Par contre la marge orientale de la Vanoise, au voisinage de la
frontière franco-italienne (Haute Tarentaise et surtout
Haute Maurienne) est essentiellement formée de roches sédimentaires
d'âge secondaire qui se rattachent aux dépôts
du domaine piémontais au sens large.
1) Semelle siliceuse
On peut ranger sous cette dénomination l'ensemble des terrains antérieurs au Trias moyen.
- a - Les terrains anté-permiens de cette semelle siliceuse ont une succession stratigraphique différente selon que l'on se trouve à l'ouest ou à l'est de la ligne de cassure majeure appelée "cicatrice de Chavière".
- la Vanoise "houillère", à l'ouest d'une ligne Pralognan - Modane, se caractérise par un soubassement de terrains primaires d'âge houiller, non métamorphique. Cette "zone houillère" prolonge simplement vers le nord celle du domaine axial des montagnes du Briançonnais.
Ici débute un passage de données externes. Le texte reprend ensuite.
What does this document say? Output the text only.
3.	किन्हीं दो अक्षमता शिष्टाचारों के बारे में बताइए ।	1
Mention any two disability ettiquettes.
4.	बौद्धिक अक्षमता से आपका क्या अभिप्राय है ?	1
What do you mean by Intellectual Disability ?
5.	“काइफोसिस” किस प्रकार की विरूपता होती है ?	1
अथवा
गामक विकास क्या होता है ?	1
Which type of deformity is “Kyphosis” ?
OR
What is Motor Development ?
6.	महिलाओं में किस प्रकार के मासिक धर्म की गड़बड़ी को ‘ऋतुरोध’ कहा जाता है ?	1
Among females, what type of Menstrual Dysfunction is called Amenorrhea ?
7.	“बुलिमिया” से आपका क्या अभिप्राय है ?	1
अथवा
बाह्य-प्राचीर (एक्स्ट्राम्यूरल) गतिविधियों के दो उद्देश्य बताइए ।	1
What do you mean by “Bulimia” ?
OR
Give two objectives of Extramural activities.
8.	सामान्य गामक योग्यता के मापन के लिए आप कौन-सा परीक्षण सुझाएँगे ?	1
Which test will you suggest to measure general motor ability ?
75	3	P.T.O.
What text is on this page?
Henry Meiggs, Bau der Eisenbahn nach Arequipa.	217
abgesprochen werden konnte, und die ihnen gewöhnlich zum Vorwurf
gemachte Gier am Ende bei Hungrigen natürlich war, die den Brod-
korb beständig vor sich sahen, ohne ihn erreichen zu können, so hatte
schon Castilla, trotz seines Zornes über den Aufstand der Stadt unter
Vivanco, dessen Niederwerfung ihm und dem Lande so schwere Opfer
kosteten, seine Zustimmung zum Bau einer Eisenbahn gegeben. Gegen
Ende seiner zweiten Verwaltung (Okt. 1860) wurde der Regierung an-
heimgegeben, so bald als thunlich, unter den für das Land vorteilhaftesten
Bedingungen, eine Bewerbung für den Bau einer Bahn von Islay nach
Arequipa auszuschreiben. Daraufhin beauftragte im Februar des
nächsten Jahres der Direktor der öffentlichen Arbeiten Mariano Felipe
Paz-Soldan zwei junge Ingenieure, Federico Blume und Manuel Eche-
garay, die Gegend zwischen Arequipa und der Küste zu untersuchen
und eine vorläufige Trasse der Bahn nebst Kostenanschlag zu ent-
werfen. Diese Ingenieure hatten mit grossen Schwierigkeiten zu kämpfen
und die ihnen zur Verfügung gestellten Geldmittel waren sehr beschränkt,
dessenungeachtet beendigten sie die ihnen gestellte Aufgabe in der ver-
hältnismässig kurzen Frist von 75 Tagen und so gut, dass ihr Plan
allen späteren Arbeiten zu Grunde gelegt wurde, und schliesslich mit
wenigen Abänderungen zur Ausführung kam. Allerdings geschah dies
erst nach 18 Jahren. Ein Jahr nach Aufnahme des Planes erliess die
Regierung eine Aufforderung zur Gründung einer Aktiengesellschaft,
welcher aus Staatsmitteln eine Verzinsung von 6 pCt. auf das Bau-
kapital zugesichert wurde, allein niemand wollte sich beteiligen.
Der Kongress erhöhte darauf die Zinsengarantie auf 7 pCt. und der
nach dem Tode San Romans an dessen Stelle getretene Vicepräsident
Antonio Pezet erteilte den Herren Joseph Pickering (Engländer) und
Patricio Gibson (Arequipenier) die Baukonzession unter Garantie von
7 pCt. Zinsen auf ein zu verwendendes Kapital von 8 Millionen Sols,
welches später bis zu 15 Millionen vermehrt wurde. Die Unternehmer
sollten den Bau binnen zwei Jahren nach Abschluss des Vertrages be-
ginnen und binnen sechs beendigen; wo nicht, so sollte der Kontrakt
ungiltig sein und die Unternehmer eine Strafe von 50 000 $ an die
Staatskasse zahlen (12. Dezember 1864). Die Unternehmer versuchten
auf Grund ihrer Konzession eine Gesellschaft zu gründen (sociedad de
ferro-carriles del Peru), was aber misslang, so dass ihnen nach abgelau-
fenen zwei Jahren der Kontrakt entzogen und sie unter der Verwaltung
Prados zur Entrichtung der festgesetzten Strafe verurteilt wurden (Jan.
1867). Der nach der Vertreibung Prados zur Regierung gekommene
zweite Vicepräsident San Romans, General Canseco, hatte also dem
Le socle cristallin hercynien n'y affleure nulle part, peut-être parce que le houiller en a été décollé lors des charriages ou plus simplement parce qu'il est masqué en profondeur sous l'épaisseur considérable des dépôts du bassin houiller briançonnais.
De bas en haut on trouve tout d'abord les formations
schisto-gréseuses du Houiller. Ces dernières
hébergent accidentellement des bancs durs plus ou moins
massifs qui sont formés soit de grès massifs, soit
de conglomérats, soit de lits de laves (microdiorites principalement)
injectées entre les couches ("filons-couches").
Il s'y intercale aussi des lits, décimétriques à
métriques, de charbon (anthracite) qui ont été
exploités (surtout dans la vallée de la moyenne Tarentaise).
Le terme supérieur du houiller, ou "assise de
Courchevel" est formée par des grès
versicolores et surtout des conglomérats à galets de gneiss qui sont attribués
au Stéphano-Permien (plus précisément Stéphanien moyen-Autunien).
Cette succession se termine vers le haut par les gneiss du Sapey. Cette formation (dont le nom vient d'une localité des environs de Modane) est constituée de roches métamorphiques dont les conditions et l'époque de mise en place ne sont pas évidentes.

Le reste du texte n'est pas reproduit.